The two bridges relating the Greenwood town center to the suburbs through the Yazoo River are those ones used for the shootings by car on Skeeter arrival to town immediately after her graduation at the Ole Miss. The opening scenes of the movie.
On the map of the visitor center you’ll find even more locations. However, I think that those ones quoted above are the most recognizable and those ones related to the most manifest episodes of the movie.
You’ll arrive to Clarksdale certainly bewitched by the passion or the curiosity: it depends on the interests, for that is considered by everyone – justly – the birthplace of the real Jazz.
If you have a few time carve out an hour to visit the last two locations of this tour.
Do you remember the scene where Skeeter is hired at Jackson Journal?
Actually this Journal is the Clarksdale Bank Building and is in the town center at 123, E and Street.
Just out of the town at 520, Anderson Blv you’ll meet the Wong’s Foodland, the market where Aibileen and Minnie do the shopping and where they hide after have seen some “white women” read their book, visibly annoyed (go into it and you’ll realize to be in the 1960s for real).

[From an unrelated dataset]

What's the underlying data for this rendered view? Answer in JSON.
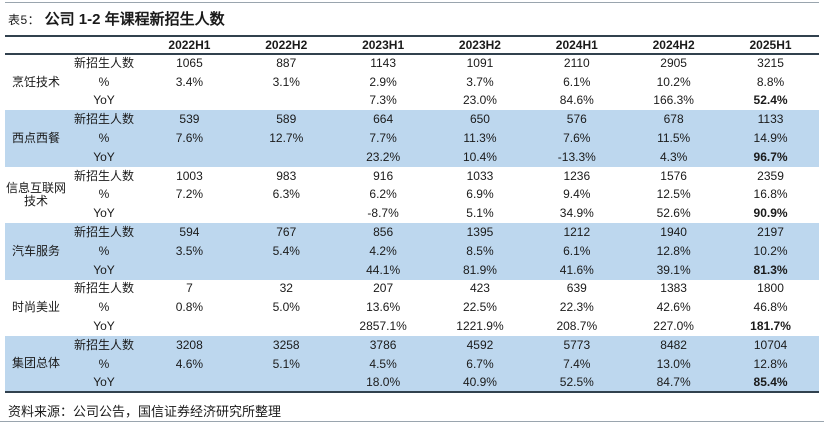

I owe a proper thank you to the Visit Jackson and Visit Greenwood tourist bodies that with enthusiasm and great helpfulness helped me, supported me and followed me on the place, location after location and then gave me further useful cues for the final writing up of this itinerary.
A special thanks to the very experienced Mary Current – guide and soul of Visit Jackson – who accompanied me in the visit of Mississippi capital giving me anecdotes and curiosities about the movie and its characters.